Remember ME - You Me and Dementia

June 5, 2011

USA: The emotions of men need a proper voice

SEATTLE, Wa / The Seattle Times / Health / June 5, 2011

By Judi Light Hopson, Emma H. Hopson and Ted Hagen
McClatchy-Tribune News Service

Are you a man under lots of stress? Are you hiding the fear of losing your job? Or, are you under a lot of pressure because you're comparing yourself to your successful friends?

Chances are, you aren't telling anyone about the pressure or pain.

Men are taught to silence their feelings, swallow pain, and hold the pressure inside. The truth is, however, that emotions will ooze out of you in some manner. In fact, your emotions may come gushing out.

Photograph credit: ScientificAmerican

Consider a friend of ours we'll call Jack. Jack just lost his job. Jack is panic-stricken and drinking a lot in the afternoons.

We met with Jack, after he had a huge fight with his wife, to help him get a grip on things. Jack got so angry during the argument, he threw his wife's clothes out on the lawn.

We wanted to share some coping skills with him, because Jack is one of the nicest people we know.

"I used to laugh when friends joked about having a nervous breakdown," Jack told us. "Now, I've had a breakdown and the neighbors were watching!"
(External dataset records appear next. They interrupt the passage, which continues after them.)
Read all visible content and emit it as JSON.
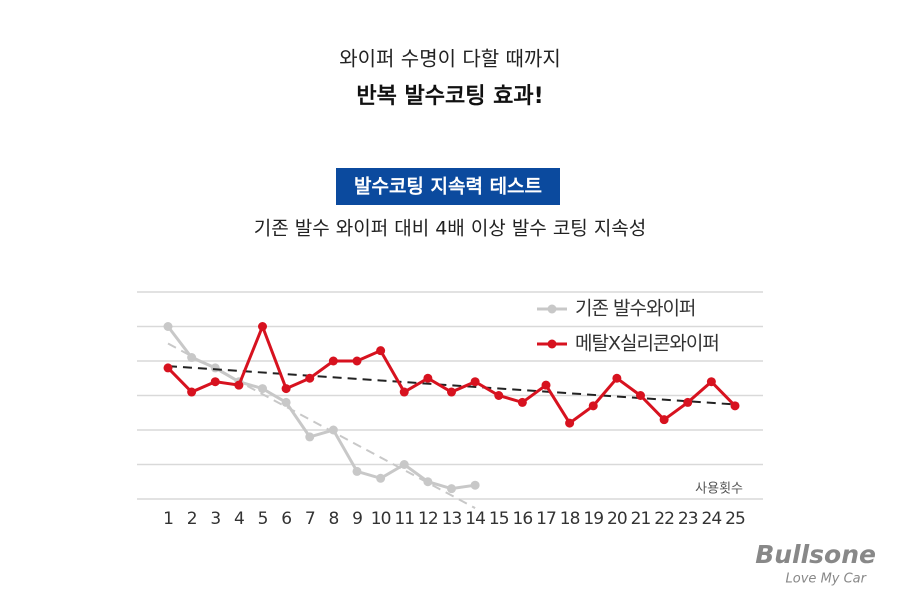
{
  "header": {
    "line1": "와이퍼 수명이 다할 때까지",
    "line2": "반복 발수코팅 효과!",
    "badge": "발수코팅 지속력 테스트",
    "subtitle": "기존 발수 와이퍼 대비 4배 이상 발수 코팅 지속성"
  },
  "logo": {
    "name": "Bullsone",
    "slogan": "Love My Car"
  },
  "chart_data": {
    "type": "line",
    "x_label": "사용횟수",
    "categories": [
      "1",
      "2",
      "3",
      "4",
      "5",
      "6",
      "7",
      "8",
      "9",
      "10",
      "11",
      "12",
      "13",
      "14",
      "15",
      "16",
      "17",
      "18",
      "19",
      "20",
      "21",
      "22",
      "23",
      "24",
      "25"
    ],
    "series": [
      {
        "name": "기존 발수와이퍼",
        "color": "#c8c8c8",
        "values": [
          5.0,
          4.1,
          3.8,
          3.4,
          3.2,
          2.8,
          1.8,
          2.0,
          0.8,
          0.6,
          1.0,
          0.5,
          0.3,
          0.4,
          null,
          null,
          null,
          null,
          null,
          null,
          null,
          null,
          null,
          null,
          null
        ]
      },
      {
        "name": "메탈X실리콘와이퍼",
        "color": "#d7121f",
        "values": [
          3.8,
          3.1,
          3.4,
          3.3,
          5.0,
          3.2,
          3.5,
          4.0,
          4.0,
          4.3,
          3.1,
          3.5,
          3.1,
          3.4,
          3.0,
          2.8,
          3.3,
          2.2,
          2.7,
          3.5,
          3.0,
          2.3,
          2.8,
          3.4,
          2.7
        ]
      }
    ],
    "trendline": true,
    "ylim": [
      0,
      6
    ],
    "yticks": [
      0,
      1,
      2,
      3,
      4,
      5,
      6
    ],
    "grid": true,
    "legend": "upper right"
  }
}
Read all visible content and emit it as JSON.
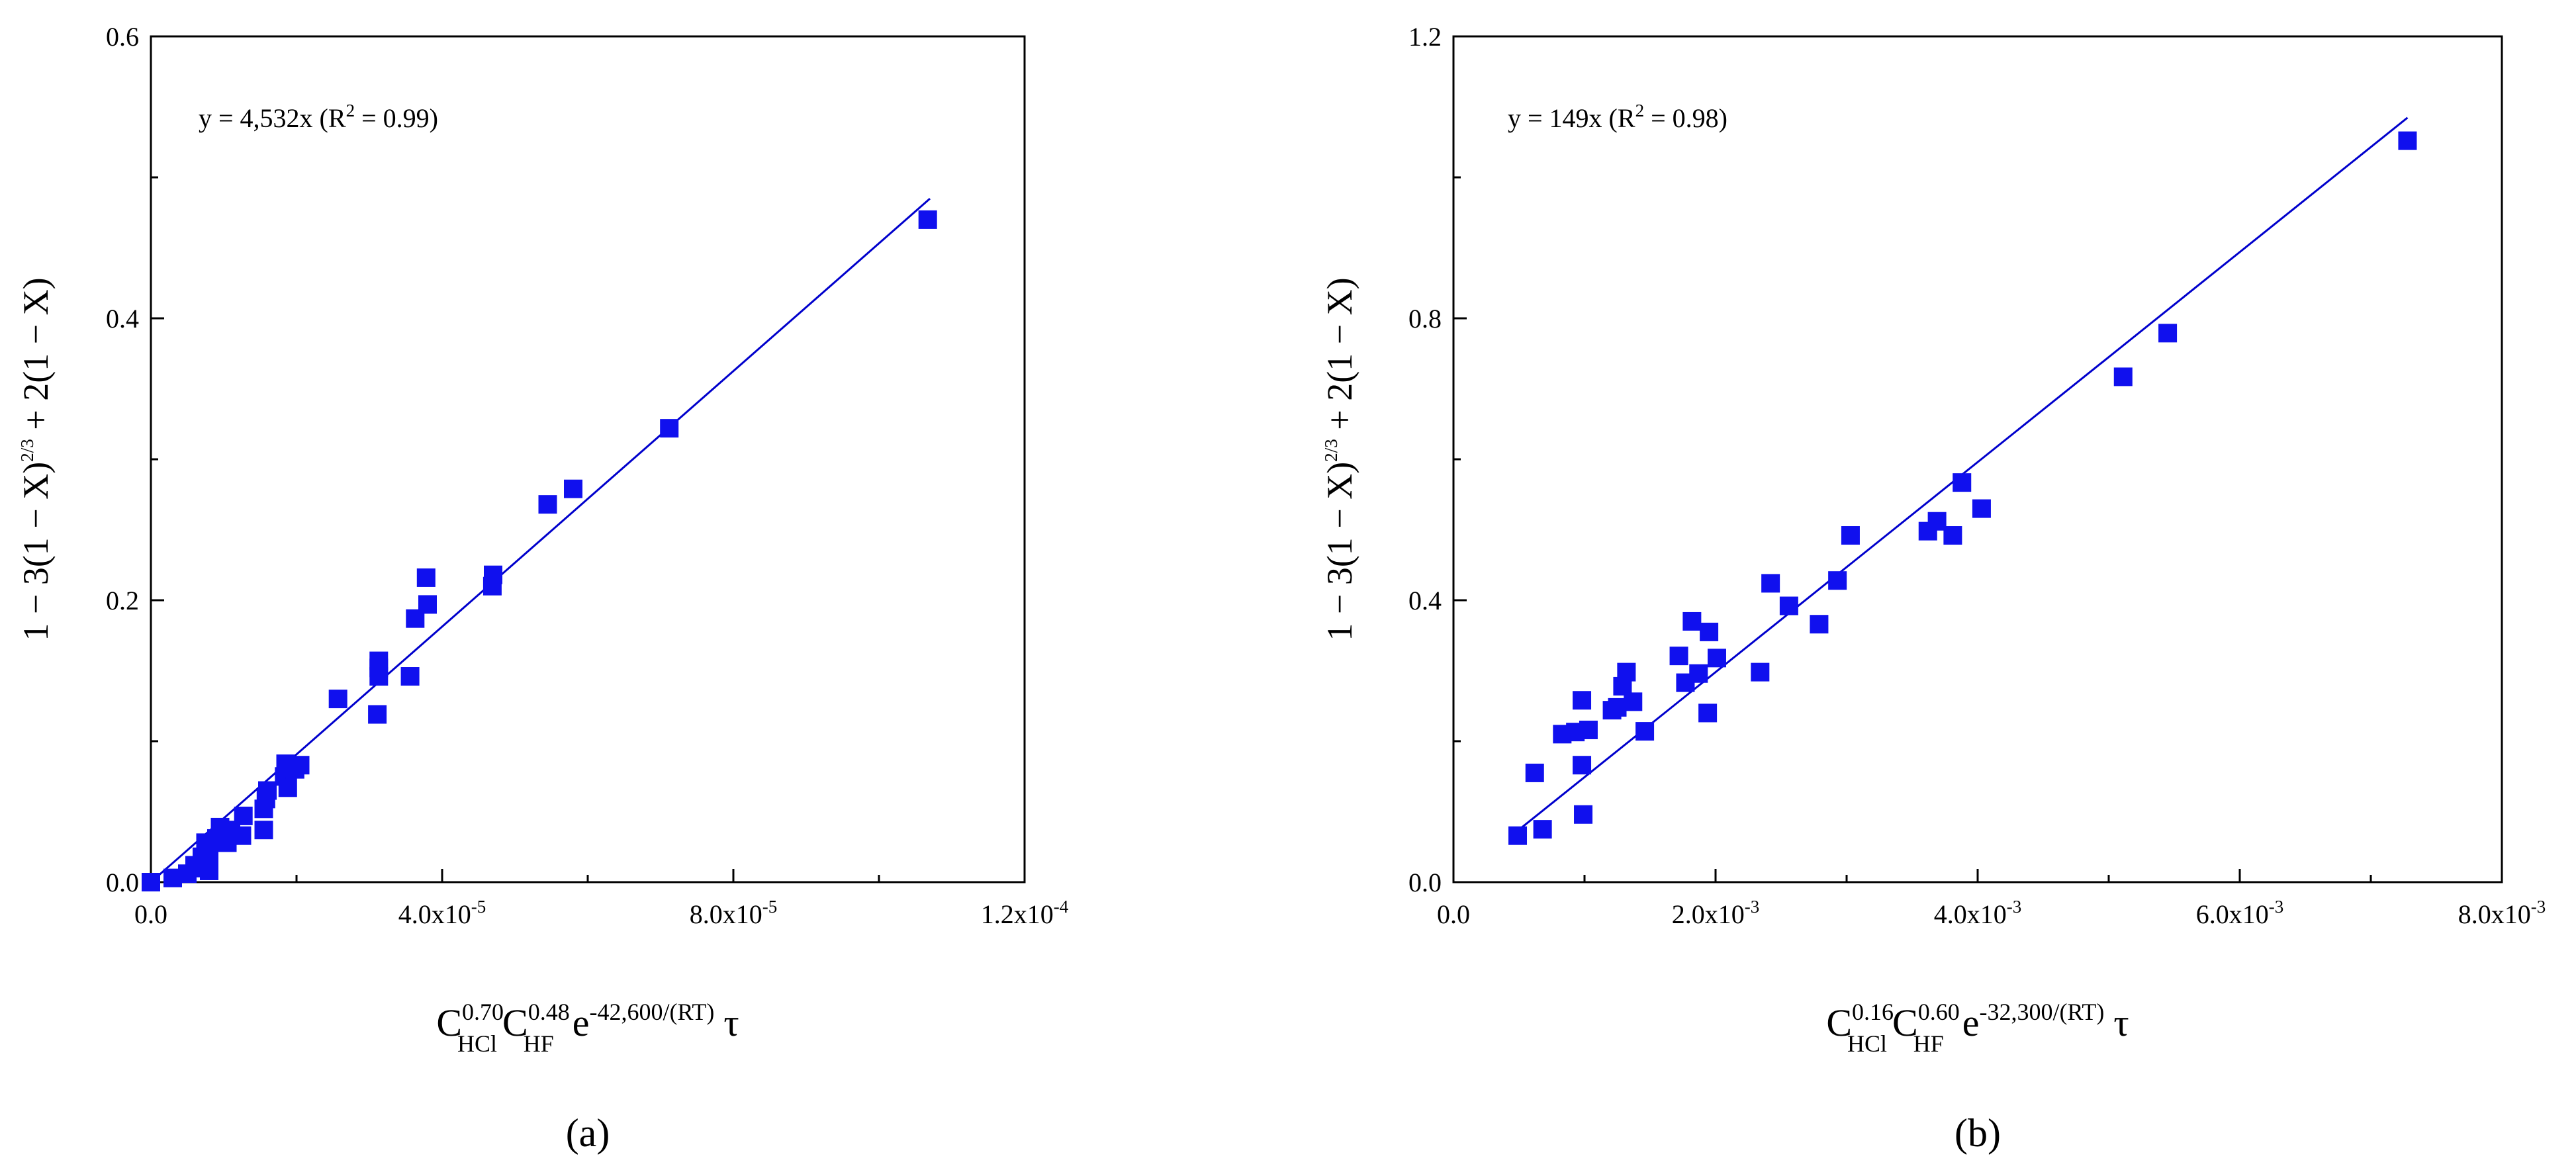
{
  "chart_data": [
    {
      "type": "scatter",
      "panel_label": "(a)",
      "equation_text": "y = 4,532x (R",
      "equation_sup": "2",
      "equation_tail": " = 0.99)",
      "ylabel": {
        "p1": "1 − 3(1 − X)",
        "sup": "2/3",
        "p2": " + 2(1 − X)"
      },
      "xlabel": {
        "c1": "C",
        "c1_sup": "0.70",
        "c1_sub": "HCl",
        "c2": "C",
        "c2_sup": "0.48",
        "c2_sub": "HF",
        "e": "e",
        "e_sup": "-42,600/(RT)",
        "tau": "τ"
      },
      "xlim": [
        0,
        0.00012
      ],
      "ylim": [
        0,
        0.6
      ],
      "xticks": [
        {
          "value": 0,
          "m": "0.0",
          "e": ""
        },
        {
          "value": 4e-05,
          "m": "4.0x10",
          "e": "-5"
        },
        {
          "value": 8e-05,
          "m": "8.0x10",
          "e": "-5"
        },
        {
          "value": 0.00012,
          "m": "1.2x10",
          "e": "-4"
        }
      ],
      "yticks": [
        {
          "value": 0,
          "label": "0.0"
        },
        {
          "value": 0.2,
          "label": "0.2"
        },
        {
          "value": 0.4,
          "label": "0.4"
        },
        {
          "value": 0.6,
          "label": "0.6"
        }
      ],
      "fit": {
        "slope": 4532,
        "x_start": 0,
        "x_end": 0.000107
      },
      "points": [
        [
          0.0,
          0.0
        ],
        [
          3e-06,
          0.003
        ],
        [
          5e-06,
          0.006
        ],
        [
          6e-06,
          0.012
        ],
        [
          7e-06,
          0.01
        ],
        [
          7e-06,
          0.018
        ],
        [
          7.5e-06,
          0.028
        ],
        [
          8e-06,
          0.008
        ],
        [
          8e-06,
          0.016
        ],
        [
          8e-06,
          0.022
        ],
        [
          9e-06,
          0.031
        ],
        [
          9.5e-06,
          0.039
        ],
        [
          1.05e-05,
          0.028
        ],
        [
          1.1e-05,
          0.037
        ],
        [
          1.25e-05,
          0.033
        ],
        [
          1.27e-05,
          0.047
        ],
        [
          1.55e-05,
          0.037
        ],
        [
          1.55e-05,
          0.052
        ],
        [
          1.58e-05,
          0.059
        ],
        [
          1.6e-05,
          0.065
        ],
        [
          1.83e-05,
          0.075
        ],
        [
          1.85e-05,
          0.084
        ],
        [
          1.88e-05,
          0.067
        ],
        [
          1.91e-05,
          0.081
        ],
        [
          1.98e-05,
          0.08
        ],
        [
          2.05e-05,
          0.083
        ],
        [
          2.57e-05,
          0.13
        ],
        [
          3.11e-05,
          0.119
        ],
        [
          3.13e-05,
          0.146
        ],
        [
          3.13e-05,
          0.152
        ],
        [
          3.13e-05,
          0.157
        ],
        [
          3.56e-05,
          0.146
        ],
        [
          3.63e-05,
          0.187
        ],
        [
          3.78e-05,
          0.216
        ],
        [
          3.8e-05,
          0.197
        ],
        [
          4.69e-05,
          0.21
        ],
        [
          4.7e-05,
          0.218
        ],
        [
          5.45e-05,
          0.268
        ],
        [
          5.8e-05,
          0.279
        ],
        [
          7.12e-05,
          0.322
        ],
        [
          0.0001067,
          0.47
        ]
      ]
    },
    {
      "type": "scatter",
      "panel_label": "(b)",
      "equation_text": "y = 149x (R",
      "equation_sup": "2",
      "equation_tail": " = 0.98)",
      "ylabel": {
        "p1": "1 − 3(1 − X)",
        "sup": "2/3",
        "p2": " + 2(1 − X)"
      },
      "xlabel": {
        "c1": "C",
        "c1_sup": "0.16",
        "c1_sub": "HCl",
        "c2": "C",
        "c2_sup": "0.60",
        "c2_sub": "HF",
        "e": "e",
        "e_sup": "-32,300/(RT)",
        "tau": "τ"
      },
      "xlim": [
        0,
        0.008
      ],
      "ylim": [
        0,
        1.2
      ],
      "xticks": [
        {
          "value": 0,
          "m": "0.0",
          "e": ""
        },
        {
          "value": 0.002,
          "m": "2.0x10",
          "e": "-3"
        },
        {
          "value": 0.004,
          "m": "4.0x10",
          "e": "-3"
        },
        {
          "value": 0.006,
          "m": "6.0x10",
          "e": "-3"
        },
        {
          "value": 0.008,
          "m": "8.0x10",
          "e": "-3"
        }
      ],
      "yticks": [
        {
          "value": 0,
          "label": "0.0"
        },
        {
          "value": 0.4,
          "label": "0.4"
        },
        {
          "value": 0.8,
          "label": "0.8"
        },
        {
          "value": 1.2,
          "label": "1.2"
        }
      ],
      "fit": {
        "slope": 149,
        "x_start": 0.00048,
        "x_end": 0.00728
      },
      "points": [
        [
          0.00049,
          0.066
        ],
        [
          0.00062,
          0.155
        ],
        [
          0.00068,
          0.075
        ],
        [
          0.00083,
          0.21
        ],
        [
          0.00093,
          0.213
        ],
        [
          0.00098,
          0.166
        ],
        [
          0.00098,
          0.258
        ],
        [
          0.00099,
          0.096
        ],
        [
          0.00103,
          0.216
        ],
        [
          0.00121,
          0.244
        ],
        [
          0.00125,
          0.248
        ],
        [
          0.00129,
          0.278
        ],
        [
          0.00132,
          0.298
        ],
        [
          0.00137,
          0.256
        ],
        [
          0.00146,
          0.214
        ],
        [
          0.00172,
          0.321
        ],
        [
          0.00177,
          0.283
        ],
        [
          0.00182,
          0.37
        ],
        [
          0.00187,
          0.296
        ],
        [
          0.00194,
          0.24
        ],
        [
          0.00195,
          0.355
        ],
        [
          0.00201,
          0.318
        ],
        [
          0.00234,
          0.298
        ],
        [
          0.00242,
          0.424
        ],
        [
          0.00256,
          0.392
        ],
        [
          0.00279,
          0.366
        ],
        [
          0.00293,
          0.428
        ],
        [
          0.00303,
          0.492
        ],
        [
          0.00362,
          0.498
        ],
        [
          0.00369,
          0.512
        ],
        [
          0.00381,
          0.492
        ],
        [
          0.00388,
          0.567
        ],
        [
          0.00403,
          0.53
        ],
        [
          0.00511,
          0.717
        ],
        [
          0.00545,
          0.779
        ],
        [
          0.00728,
          1.052
        ]
      ]
    }
  ]
}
We asked Jack to open up. We wanted to know how his stress was affecting him.

"I can't describe it," he said. "It's' one giant feeling flying around inside my body. Kind of like a bomb going off 24 hours a day."

Jack told us he feels fear, frustration, anger and every negative emotion anyone can name.

But, he told us, he can't deal with any emotions very well. Jack's father told him as a young boy that real men stay cool and calm at all times.

A man we'll refer to as Paul just lost his life savings recently in a business deal gone bad. Paul tried to fix his emotions in just one afternoon.

"I found stress relief with an old girlfriend in a hotel room," says Paul. "My wife's good friend, who was staying at the hotel, saw us and told my wife. I can't imagine my wife will ever forgive me."

Most of us wonder why men who are ministers, legislators and governors keep having affairs. Can't high-profile men control themselves, we wonder?

"I used to have an affair every year," says a city mayor we'll call Ronald. "Sex was my only way of relieving stress. Never mind that I was humiliating my wife and three children. Never mind that I was causing pain to both of our extended families."

Ronald says that his wife was fond of criticizing him, and this hurt. "She told me I didn't dress professionally. She told me I used incorrect grammar in my speeches," Ron emphasizes.

Ronald says every time he told his wife he was worried about something, she would tell him why he shouldn't worry.

He goes on to say that a real gift to your brother, husband or son is to let this man know his feelings do matter to you. Women should ask men, says Ronald: "Are you feeling overworked? Are you happy with your life?"

"Then," says Ronald, "when he opens up, keep your mouth shut. Don't tell your girlfriends. Men know women tell each other everything."

Men need to be more sensitive to each other, too, Ronald believes. "It will be a great liberation day for men when they can sit down and talk about private pain without shame. Until that day comes, men are basically alone, and they will act out their stress in unhealthy ways."